The medical management of multiple sclerosis is based on the multidisciplinary approach, as the disease produces a spectrum of clinical manifestations. Immunomodulatory therapy is an accepted way of treatment for patients with this disease. This treatment is directed at lowering the frequency of relapses and stopping the progression. Therapy, aimed at modifying the disease, costs a lot of money and relies on every day injections.
The lack of knowledge about the nature of systemic lupus erythematosus and multiple sclerosis leads to the impossibility of finding an effective cure that can beat the disease. Therefore, medical management for these diseases is mostly directed on relieving the symptoms and lowering progression.
Systemic lupus erythematosus is not considered a fatal disease in modern medicine. Though in the past this disease caused high rates of deaths among young people, nowadays people with this disorder can expect a normal lifespan. The patient should lead a healthy lifestyle, follow the instructions of doctors, and take appropriate medications. This results in longer life expectancy and the possibility of living a normal life, without the need for hospitalization. However, the cure for this disease is not found and recovery is not possible.
Multiple sclerosis is not fatal. The length of life among people suffering from this disease is not lower than the common life expectancy. The negative side of prognosis includes prospects of disability and the impossibility of living a usual life. However, this notion is sometimes exaggerated. Nearly a third of patients live without any serious disability and rarely require medical assistance. At the same time, there are no cure or chances of recovering from this disease.
Both multiple sclerosis and systemic lupus erythematosus do not belong to the deadliest diseases. However, the cures for them are yet to be created.

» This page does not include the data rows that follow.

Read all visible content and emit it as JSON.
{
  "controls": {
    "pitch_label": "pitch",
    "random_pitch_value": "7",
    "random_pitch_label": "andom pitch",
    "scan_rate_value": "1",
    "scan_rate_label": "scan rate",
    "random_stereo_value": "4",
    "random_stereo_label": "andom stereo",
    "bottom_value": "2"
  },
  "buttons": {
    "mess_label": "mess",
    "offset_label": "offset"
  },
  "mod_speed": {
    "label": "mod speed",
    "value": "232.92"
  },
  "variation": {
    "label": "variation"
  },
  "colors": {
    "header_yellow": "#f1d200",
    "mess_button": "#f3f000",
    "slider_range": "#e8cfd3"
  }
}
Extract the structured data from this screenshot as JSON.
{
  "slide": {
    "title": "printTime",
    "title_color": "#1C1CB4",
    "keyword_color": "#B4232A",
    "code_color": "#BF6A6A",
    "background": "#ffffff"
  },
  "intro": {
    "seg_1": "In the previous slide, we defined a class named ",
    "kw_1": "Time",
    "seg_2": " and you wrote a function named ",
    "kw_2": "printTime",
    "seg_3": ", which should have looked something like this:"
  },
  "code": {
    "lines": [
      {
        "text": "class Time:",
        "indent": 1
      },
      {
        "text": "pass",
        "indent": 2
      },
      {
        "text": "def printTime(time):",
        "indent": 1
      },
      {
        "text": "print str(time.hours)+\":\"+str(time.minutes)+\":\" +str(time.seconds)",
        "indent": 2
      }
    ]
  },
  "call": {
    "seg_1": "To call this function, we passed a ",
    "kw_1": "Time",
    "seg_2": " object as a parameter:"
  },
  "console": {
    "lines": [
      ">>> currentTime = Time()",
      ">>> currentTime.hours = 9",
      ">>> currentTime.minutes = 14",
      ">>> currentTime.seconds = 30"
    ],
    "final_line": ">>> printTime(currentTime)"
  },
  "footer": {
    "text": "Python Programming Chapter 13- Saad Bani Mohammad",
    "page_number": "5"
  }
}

The nature of such diseases as systemic lupus erythematosus and multiple sclerosis is not fully investigated. Though they cannot be cured, a level of severity of manifestations can be lowered by a well-timed appropriate treatment.
Alvarez, E., & Wu, G. F. (2011). The immuno-pathophysiology of multiple sclerosis. Neurologic Clinics, 29(2), 257-278.
Cojocaru, I. M., Cojocaru, M., Silosi, I., & Vrabie, C. D. (2011). Manifestations of systemic lupus erythematosus. Maedica: A Journal of Clinical Medicine, 6(4), 330-336.
Lau, C. S., & Mok, C. C. (2003). Pathogenesis of systemic lupus erythematosus. Journal of Clinical Pathology, 56(7), 481-490.